Having your kids at home is a mixed bag of emotions. One moment they are doing something adorable and beautiful enough to want to record worthy and the next, they are being little, (replace with your own suitable word). As much as we’d love kids to sit still and cause no trouble around the house, we all acknowledge how weird that would be if it actually happened.
They are more likely to run around the kitchen, jump off heights and play tag in the hallway. In fact, it’s all part of their growth and developmental process. Regular physical activity promotes growth and development and has multiple benefits for physical, mental, and psychosocial health that undoubtedly contribute to learning in children.
In fact, it is recommended that kids get at least an hour of exercise a day; through structured exercise or play, the benefits are immense. Another issue that encouraging physical activity in your children will tackle is obesity. Childhood obesity is on the rise and puts children at risk of developing diabetes, heart disease, stroke, arthritis and even some cancers. Reduced childhood physical fitness and activity is an early indicator that child could develop diabetes or arthritis later in life.
HOW SHOULD KIDS EXERCISE LOOK LIKE
According to the Centre for Disease Control (CDC), at least three days of the child’s week should include exercises that help to strengthen muscles, such as gymnastics or crawling, exercises for bone strengthening such as jumping rope. Aerobic activities for cardiovascular endurance like running laps should make up majority of the one hour or so of your child’s recommended exercise time.
Bone health is a very important part of childhood development and exercise has been shown to not only improve bone growth and mass, but also help to prolong how we get to keep our peak bone mass as we age before it starts to decline. Get them exercising from a younger age and the are likely to stay healthier for longer is the message.
As parent, you should understand that your motivation for exercising would be different from your kids’. They don’t care about their protruding gut or love handles or being able to fit into that wedding dress in one month. With that in mind, exercises for kids should be about getting off the couch or away from their control pads and keyboards. Only one thing can make that happen: FUN. According to experts in childhood development, integrating play activities into exercises for children from 3 to 10 years also improves problem solving abilities.
We put together a couple of exercises that you could try at home with your kids. Most of them involve the typical play activities children would want to involve in. Make these activities structured by adding goals, targets or rewards to increase motivation and awareness. They can all be done in the comfort of your living room and we can guarantee a lot of fun and laughs and possible fatigue if you’re not in the fit parent category.
- Headstands: A great activity for your core muscles and to get blood going to the brain. Kids are often naturals.
- Obstacle course: Create a furniture course in your apartmentor take chalk and make a course outside. Add in specific mental or physical challenges to keep them guessing.
- Wheelbarrow, crab, and bear-walk races: Holding one of these tough positions gives you a real workout.
- Animal races: Hop like a bunny or frog; squat and waddle like a duck; and so on.
Balloon tennis is a simple game that’s fast and easy to set-up. Photo by Ally Noel
- Balloon ball: There are endless ways to play with balloons indoors. Try to keep it off the ground or just play catch. Mix it up with balloon tennis.
- Freeze dance: When the music stops, freeze in your pose and hold it until the music begins again.
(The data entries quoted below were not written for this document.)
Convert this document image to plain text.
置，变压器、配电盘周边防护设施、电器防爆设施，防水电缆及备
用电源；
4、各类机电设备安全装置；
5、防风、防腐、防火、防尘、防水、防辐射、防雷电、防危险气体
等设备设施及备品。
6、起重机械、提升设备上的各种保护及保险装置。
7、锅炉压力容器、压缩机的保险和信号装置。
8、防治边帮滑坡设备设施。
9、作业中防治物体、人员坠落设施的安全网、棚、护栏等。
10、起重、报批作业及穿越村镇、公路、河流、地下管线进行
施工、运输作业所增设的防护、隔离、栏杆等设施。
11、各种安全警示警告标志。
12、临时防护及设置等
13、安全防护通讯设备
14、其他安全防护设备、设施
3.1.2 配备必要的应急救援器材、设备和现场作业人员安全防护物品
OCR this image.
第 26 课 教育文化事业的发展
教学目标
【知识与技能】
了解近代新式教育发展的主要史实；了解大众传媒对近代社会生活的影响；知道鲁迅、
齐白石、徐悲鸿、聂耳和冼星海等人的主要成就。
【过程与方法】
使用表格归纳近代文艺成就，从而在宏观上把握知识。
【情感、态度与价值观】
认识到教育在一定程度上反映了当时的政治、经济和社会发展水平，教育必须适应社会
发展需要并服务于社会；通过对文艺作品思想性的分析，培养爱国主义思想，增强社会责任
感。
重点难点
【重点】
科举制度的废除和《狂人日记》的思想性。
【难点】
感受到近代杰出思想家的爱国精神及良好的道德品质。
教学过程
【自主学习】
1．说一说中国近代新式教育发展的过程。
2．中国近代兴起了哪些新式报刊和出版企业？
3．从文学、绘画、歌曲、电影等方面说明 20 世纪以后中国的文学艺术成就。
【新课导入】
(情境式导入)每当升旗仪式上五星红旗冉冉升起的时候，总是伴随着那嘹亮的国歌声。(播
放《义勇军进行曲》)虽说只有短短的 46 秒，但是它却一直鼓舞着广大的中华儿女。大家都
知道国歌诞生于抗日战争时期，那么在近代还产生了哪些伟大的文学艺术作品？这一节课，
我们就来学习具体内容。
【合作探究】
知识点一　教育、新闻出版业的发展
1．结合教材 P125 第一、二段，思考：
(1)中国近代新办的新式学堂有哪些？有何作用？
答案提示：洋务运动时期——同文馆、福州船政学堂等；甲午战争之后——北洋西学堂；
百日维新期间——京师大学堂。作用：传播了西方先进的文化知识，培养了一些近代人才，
- Scavenger hunt: Write up clues and hide them around the apartment. Kids can race to find each clue for a small prize at the end.
- Jumping jacks: Simple but good for coordination and they get your heart going. When my kids can’t sleep, I have them do 25 to tire out.
- Clean-up race: Misplace a couple of items in the room and eet a timer or put on a song to see who can fix up the room of to the fastest.
- Tickle tag: Chase your children. When you catch them, it’s tickle time.
- Hallway bowling: Fill up water bottles and use any ball you have.
- Hopscotch: Use chalk or tape to make a game on your floor or outside your building.
- Bubble bashing: Blow bubbles and let your child try to smash them.
- Pushover parents: Plant your feet and see if the kids can budge you. If you move your feet, they win. Stand on one foot to make it easier for little kids.
- Popcorn pushups: Put a small bowl of popcorn on the floor. Lower yourself down and stick out your tongue to get a piece of popcorn with each thrust.